A Pacific Gas and Electric Corp. subsidiary's bond rating is downgraded to junk, and its stock price sinks by more than 30 percent. The New York Times reports Enron-style accounting by the Mirant Corp., which may have overstated $253 million in assets and liabilities last year. News of corporate scandals throughout the energy industry and beyond leaves investors and customers concerned and disillusioned.

All told, it's a terrible time to be a private energy company.

That, public power advocates say, will be a central plank in their campaign for a November ballot initiative, which was launched last week at an organizing meeting of San Franciscans for Public Power. Paired with the anger locals feel about the environmental health problems tied to San Francisco's privately owned power plants, the focus on corporate crime could prove to be a successful strategy for the group, which is asking voters to approve the measure Nov. 5.

"PG&E is a company that cannot be trusted and that doesn't deserve to manage our power system," SFPP spokesperson Ross Mirkarimi said.
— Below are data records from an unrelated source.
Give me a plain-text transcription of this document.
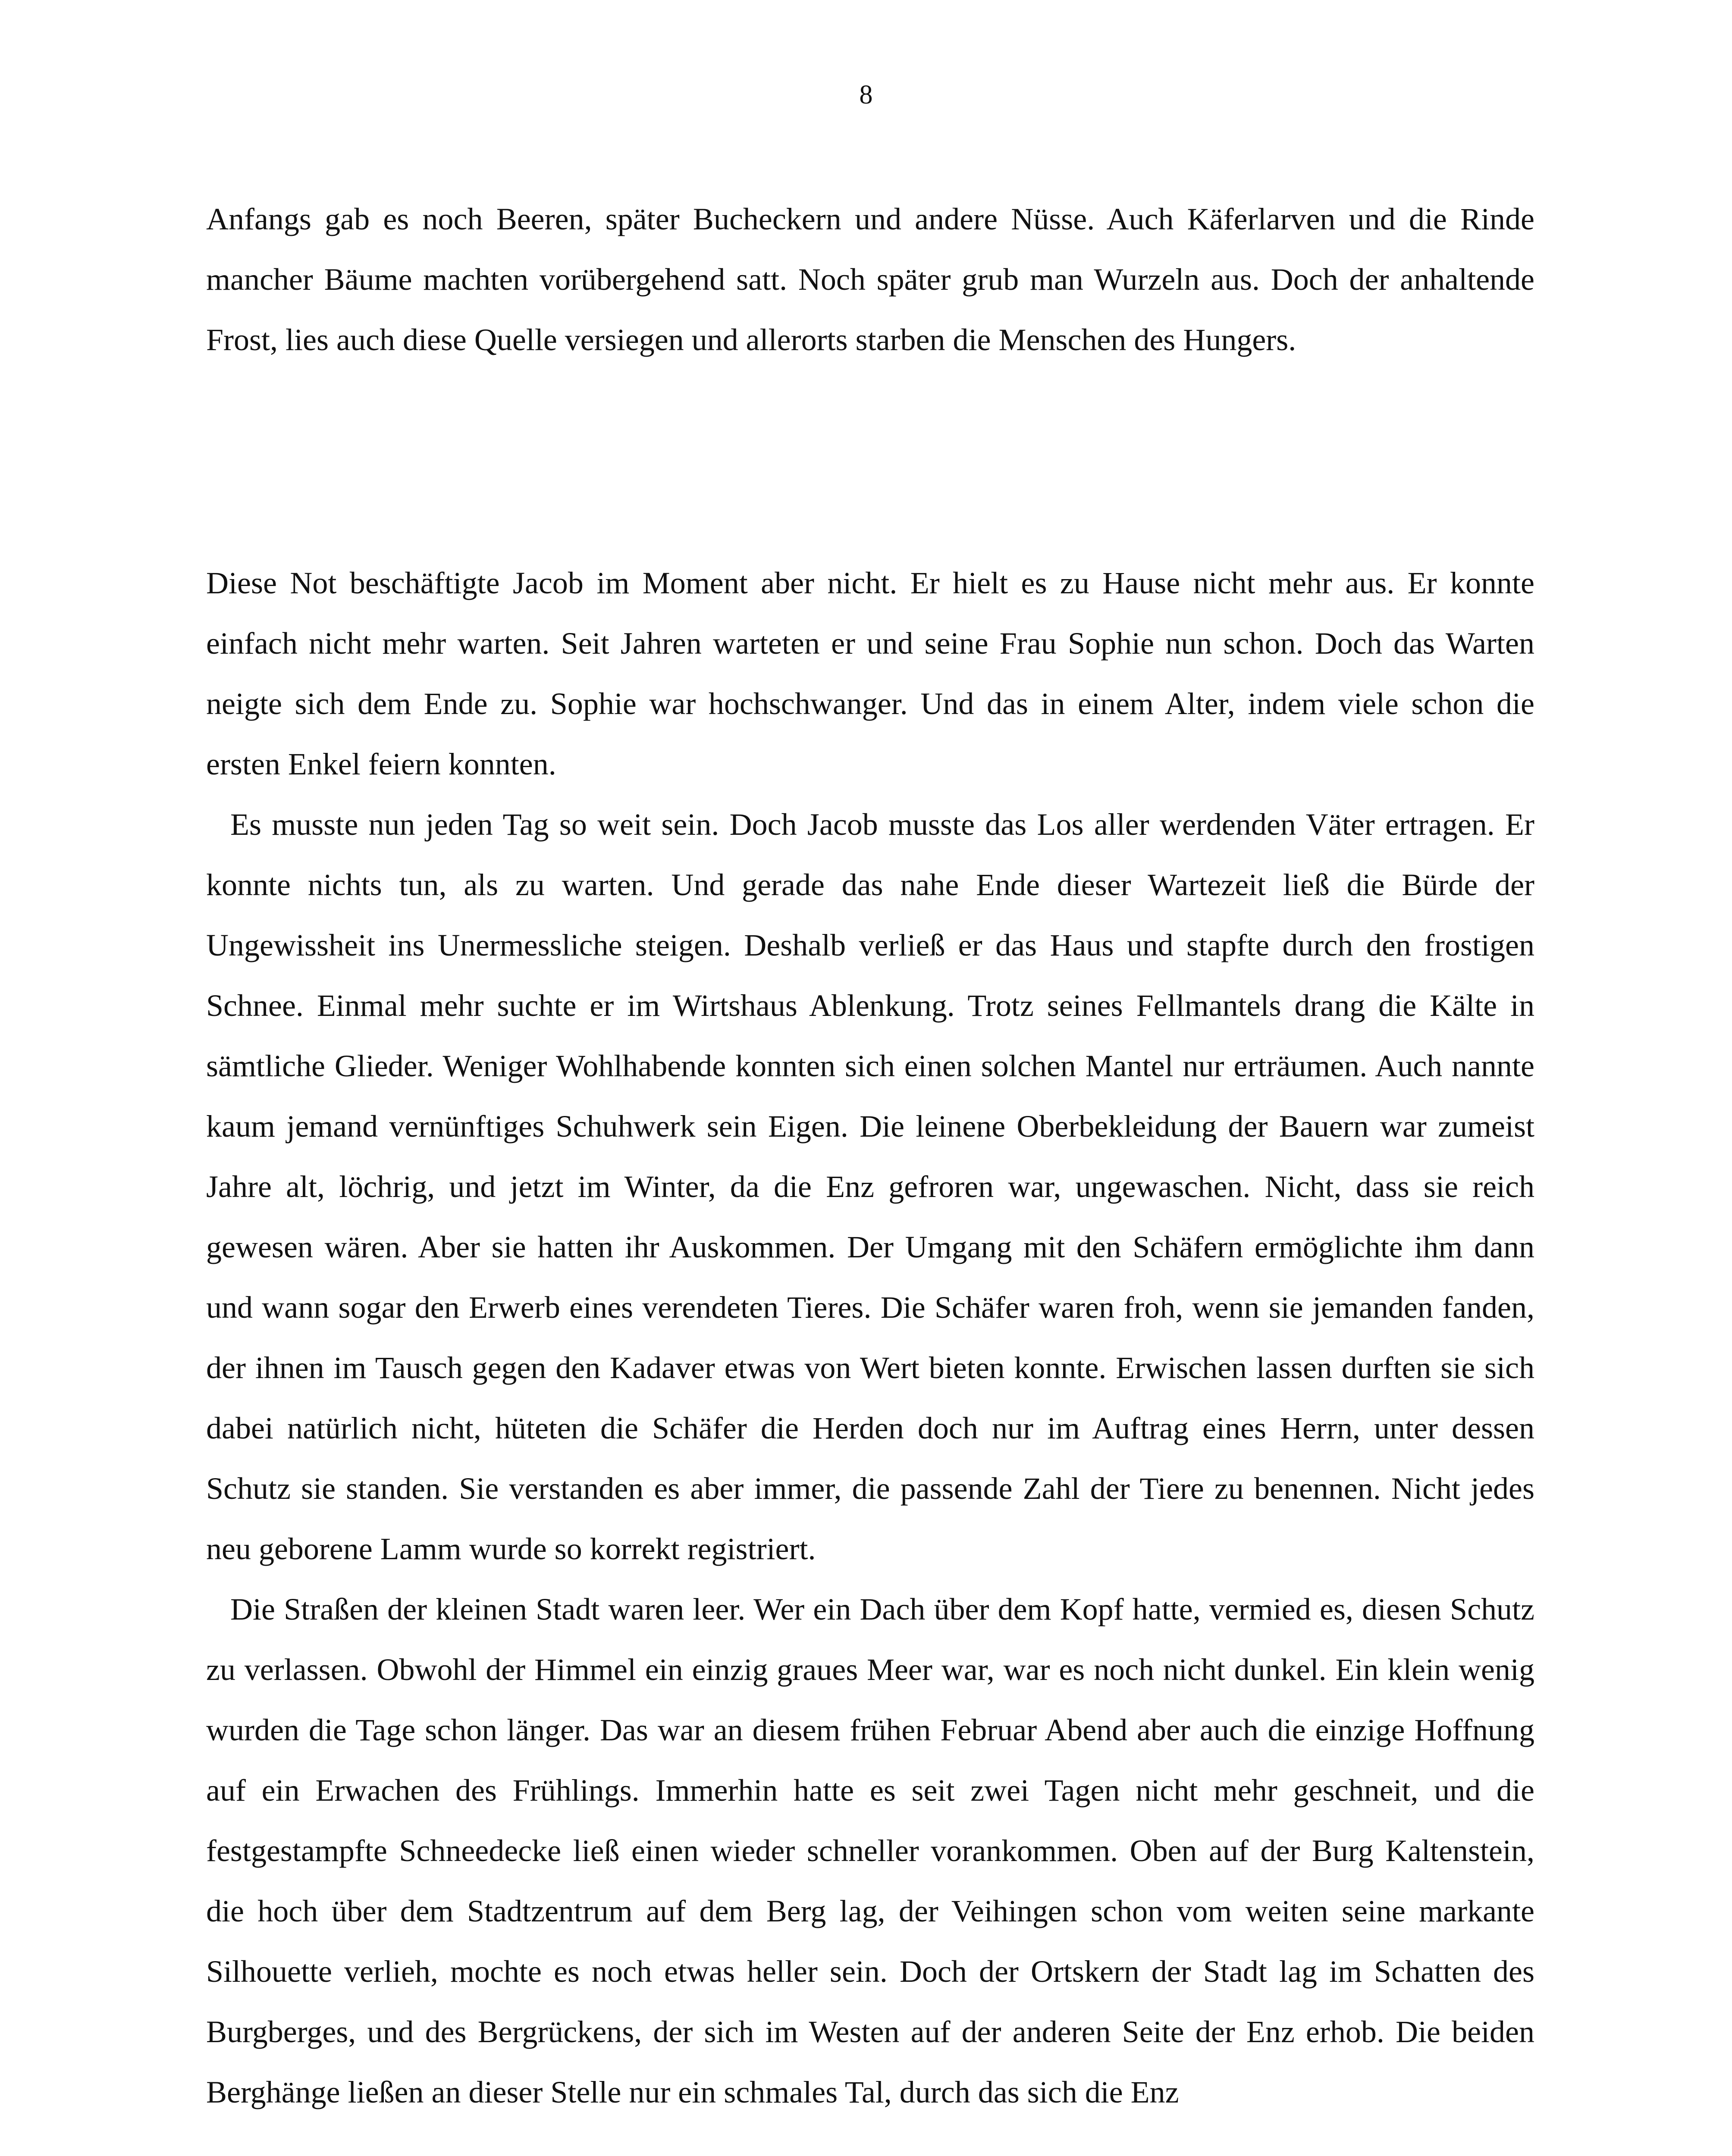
8

Anfangs gab es noch Beeren, später Bucheckern und andere Nüsse. Auch Käferlarven und die Rinde mancher Bäume machten vorübergehend satt. Noch später grub man Wurzeln aus. Doch der anhaltende Frost, lies auch diese Quelle versiegen und allerorts starben die Menschen des Hungers.

Diese Not beschäftigte Jacob im Moment aber nicht. Er hielt es zu Hause nicht mehr aus. Er konnte einfach nicht mehr warten. Seit Jahren warteten er und seine Frau Sophie nun schon. Doch das Warten neigte sich dem Ende zu. Sophie war hochschwanger. Und das in einem Alter, indem viele schon die ersten Enkel feiern konnten.

Es musste nun jeden Tag so weit sein. Doch Jacob musste das Los aller werdenden Väter ertragen. Er konnte nichts tun, als zu warten. Und gerade das nahe Ende dieser Wartezeit ließ die Bürde der Ungewissheit ins Unermessliche steigen. Deshalb verließ er das Haus und stapfte durch den frostigen Schnee. Einmal mehr suchte er im Wirtshaus Ablenkung. Trotz seines Fellmantels drang die Kälte in sämtliche Glieder. Weniger Wohlhabende konnten sich einen solchen Mantel nur erträumen. Auch nannte kaum jemand vernünftiges Schuhwerk sein Eigen. Die leinene Oberbekleidung der Bauern war zumeist Jahre alt, löchrig, und jetzt im Winter, da die Enz gefroren war, ungewaschen. Nicht, dass sie reich gewesen wären. Aber sie hatten ihr Auskommen. Der Umgang mit den Schäfern ermöglichte ihm dann und wann sogar den Erwerb eines verendeten Tieres. Die Schäfer waren froh, wenn sie jemanden fanden, der ihnen im Tausch gegen den Kadaver etwas von Wert bieten konnte. Erwischen lassen durften sie sich dabei natürlich nicht, hüteten die Schäfer die Herden doch nur im Auftrag eines Herrn, unter dessen Schutz sie standen. Sie verstanden es aber immer, die passende Zahl der Tiere zu benennen. Nicht jedes neu geborene Lamm wurde so korrekt registriert.

Die Straßen der kleinen Stadt waren leer. Wer ein Dach über dem Kopf hatte, vermied es, diesen Schutz zu verlassen. Obwohl der Himmel ein einzig graues Meer war, war es noch nicht dunkel. Ein klein wenig wurden die Tage schon länger. Das war an diesem frühen Februar Abend aber auch die einzige Hoffnung auf ein Erwachen des Frühlings. Immerhin hatte es seit zwei Tagen nicht mehr geschneit, und die festgestampfte Schneedecke ließ einen wieder schneller vorankommen. Oben auf der Burg Kaltenstein, die hoch über dem Stadtzentrum auf dem Berg lag, der Veihingen schon vom weiten seine markante Silhouette verlieh, mochte es noch etwas heller sein. Doch der Ortskern der Stadt lag im Schatten des Burgberges, und des Bergrückens, der sich im Westen auf der anderen Seite der Enz erhob. Die beiden Berghänge ließen an dieser Stelle nur ein schmales Tal, durch das sich die Enz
The measure would give the city the ability to develop energy-generation resources sufficient to close PG&E's Hunters Point power plant and could help stop Mirant from expanding its Potrero Hill plant. It would also give preference to projects that provide economic development opportunities for local residents while developing new city-run power schemes. And it would give the city the right to run the local power grid and would reform the long-stagnant San Francisco Public Utilities Commission.
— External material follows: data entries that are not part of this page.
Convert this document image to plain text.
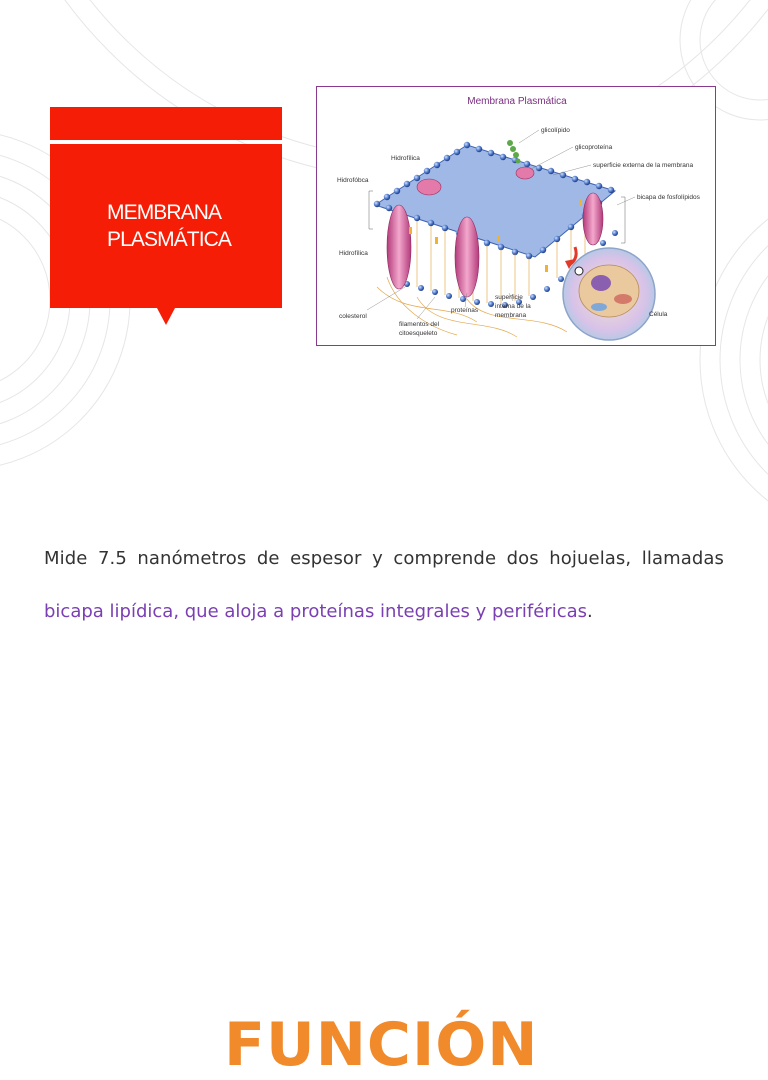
MEMBRANA
PLASMÁTICA
Membrana Plasmática
glicolípido
glicoproteína
superficie externa de la membrana
bicapa de fosfolípidos
Hidrofílica
Hidrofóbca
Hidrofílica
colesterol
filamentos del
citoesqueleto
proteínas
superficie
interna de la
membrana	Célula
Mide 7.5 nanómetros de espesor y comprende dos hojuelas, llamadas
bicapa lipídica, que aloja a proteínas integrales y periféricas.
FUNCIÓN
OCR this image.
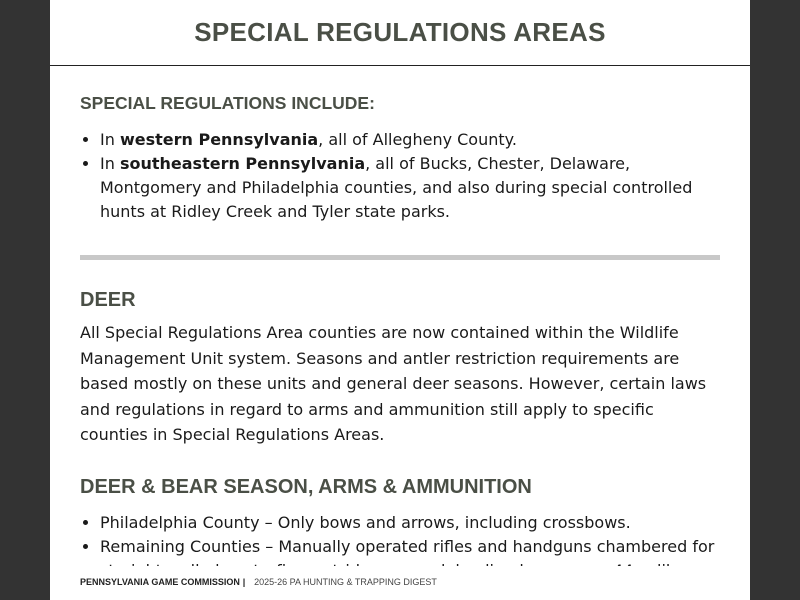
SPECIAL REGULATIONS AREAS
SPECIAL REGULATIONS INCLUDE:
• In western Pennsylvania, all of Allegheny County.
• In southeastern Pennsylvania, all of Bucks, Chester, Delaware, Montgomery and Philadelphia counties, and also during special controlled hunts at Ridley Creek and Tyler state parks.
DEER

All Special Regulations Area counties are now contained within the Wildlife Management Unit system. Seasons and antler restriction requirements are based mostly on these units and general deer seasons. However, certain laws and regulations in regard to arms and ammunition still apply to specific counties in Special Regulations Areas.

DEER & BEAR SEASON, ARMS & AMMUNITION
• Philadelphia County – Only bows and arrows, including crossbows.
• Remaining Counties – Manually operated rifles and handguns chambered for
PENNSYLVANIA GAME COMMISSION | 2025-26 PA HUNTING & TRAPPING DIGEST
Already, PG&E's propaganda machine has begun to spin. The company's arguments against public power are summarized in a flyer put out by San Franciscans Against the Blank Check, a front group for the company that's managed by lobbying firm Solem and Associates (see "Power Boost," 7/31/02).

The focus of the PG&E effort so far is to claim that public power is expensive; it's a strategy that was also used in the last public power campaign. "Becoming an electric utility would increase our utility bills," the flyer reads. It notes that the federal subsidies that helped public utilities in the past are no longer available and suggests a new public agency would face the same wild market as everyone else.
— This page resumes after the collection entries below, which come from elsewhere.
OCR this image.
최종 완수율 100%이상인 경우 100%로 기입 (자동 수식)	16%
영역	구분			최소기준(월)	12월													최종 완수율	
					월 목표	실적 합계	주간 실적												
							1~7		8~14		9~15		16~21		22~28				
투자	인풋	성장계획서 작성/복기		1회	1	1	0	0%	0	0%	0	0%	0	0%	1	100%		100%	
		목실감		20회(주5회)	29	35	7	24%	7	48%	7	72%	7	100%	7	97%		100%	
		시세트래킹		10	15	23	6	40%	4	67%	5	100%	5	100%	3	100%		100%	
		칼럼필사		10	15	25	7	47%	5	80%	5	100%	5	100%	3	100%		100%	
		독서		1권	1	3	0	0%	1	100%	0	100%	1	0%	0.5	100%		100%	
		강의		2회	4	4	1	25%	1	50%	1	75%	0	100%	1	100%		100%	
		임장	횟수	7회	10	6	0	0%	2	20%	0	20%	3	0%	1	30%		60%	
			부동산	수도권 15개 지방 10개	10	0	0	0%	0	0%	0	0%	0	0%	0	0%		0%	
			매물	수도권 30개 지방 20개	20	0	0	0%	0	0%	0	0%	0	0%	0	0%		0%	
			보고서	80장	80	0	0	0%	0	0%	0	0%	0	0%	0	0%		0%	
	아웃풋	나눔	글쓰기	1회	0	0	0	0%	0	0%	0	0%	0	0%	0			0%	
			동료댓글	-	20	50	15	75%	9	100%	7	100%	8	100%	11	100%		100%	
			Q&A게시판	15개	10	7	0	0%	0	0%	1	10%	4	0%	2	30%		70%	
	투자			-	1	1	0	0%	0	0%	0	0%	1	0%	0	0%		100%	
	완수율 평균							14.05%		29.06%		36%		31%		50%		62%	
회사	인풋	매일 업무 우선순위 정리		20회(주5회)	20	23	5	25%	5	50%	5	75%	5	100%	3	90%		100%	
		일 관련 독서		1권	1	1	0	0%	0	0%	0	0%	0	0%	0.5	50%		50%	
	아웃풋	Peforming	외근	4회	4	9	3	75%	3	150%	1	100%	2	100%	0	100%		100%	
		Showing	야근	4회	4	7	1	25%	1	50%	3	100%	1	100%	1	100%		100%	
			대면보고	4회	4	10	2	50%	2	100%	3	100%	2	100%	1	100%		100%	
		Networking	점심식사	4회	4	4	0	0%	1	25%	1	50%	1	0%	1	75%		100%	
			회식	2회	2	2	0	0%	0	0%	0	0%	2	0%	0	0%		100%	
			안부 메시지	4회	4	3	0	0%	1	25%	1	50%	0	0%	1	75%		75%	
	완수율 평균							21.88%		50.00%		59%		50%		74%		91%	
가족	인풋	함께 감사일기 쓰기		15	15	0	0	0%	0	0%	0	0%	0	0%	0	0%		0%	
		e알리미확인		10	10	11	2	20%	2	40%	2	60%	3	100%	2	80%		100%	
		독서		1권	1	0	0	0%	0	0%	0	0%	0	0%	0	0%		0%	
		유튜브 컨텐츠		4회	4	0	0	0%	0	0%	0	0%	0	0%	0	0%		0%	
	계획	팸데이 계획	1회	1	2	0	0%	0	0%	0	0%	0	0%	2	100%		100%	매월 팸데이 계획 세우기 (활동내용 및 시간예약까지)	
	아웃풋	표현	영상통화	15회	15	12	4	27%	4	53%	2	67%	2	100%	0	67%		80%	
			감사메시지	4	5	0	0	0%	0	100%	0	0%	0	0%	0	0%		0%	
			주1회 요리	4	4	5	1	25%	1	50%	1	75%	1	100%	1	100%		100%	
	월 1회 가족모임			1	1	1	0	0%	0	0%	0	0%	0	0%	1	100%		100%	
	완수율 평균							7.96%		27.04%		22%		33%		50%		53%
What's left out? A whole lot.

There's the example of the Long Island Power Authority in New York, which has cut rates 20 percent since it was created four years ago, saving customers an estimated $2.1 billion. (A 2002 study of San Francisco's energy options by consulting firm R.W. Beck shows that most public power cities enjoy rates averaging 20 percent less than those offered by private power companies.)

And there's also the way the local power measure was written – with many safeguards, including the provision that the new power authority could not take over PG&E's grid unless it could show that paying off that purchase would not increase rates above PG&E's. Significantly, the measure also would give the new agency the ability to build and use its own power plants, which would protect it from market turbulence. Eventually, a new San Francisco power agency might also elect to independently control its service area, which would help prevent blackouts related to problems on the rest of the state power grid.

Power alerts: A key hearing is coming up on Assemblymember Carole Migden's "community choice" bill, which would be key to the financial success of a new public power agency. At press time the hearing was scheduled for Mon/12, 9:30 a.m., at the State Capitol Building, 1315 10th St., Sacramento, but check www.local.org or call (510) 451-1727 for updates, as well as background information.

Also, the San Francisco Local Agency Formation Commission will hold a hearing on its Energy Services Study Thurs/15, 9 a.m., City Hall, Room 263, 1 Dr. Carlton B. Goodlett Place, S.F. (415) 554-7702.

Media notes: In an Aug. 2 story by Christian Berthelsen on PG&E's credit problems, the San Francisco Chronicle continued to black out public power, failing to mention the local effort to compete with the company. The San Francisco Examiner bettered its competitor by interviewing local power experts and by raising the question of whether the credit situation could affect the campaign.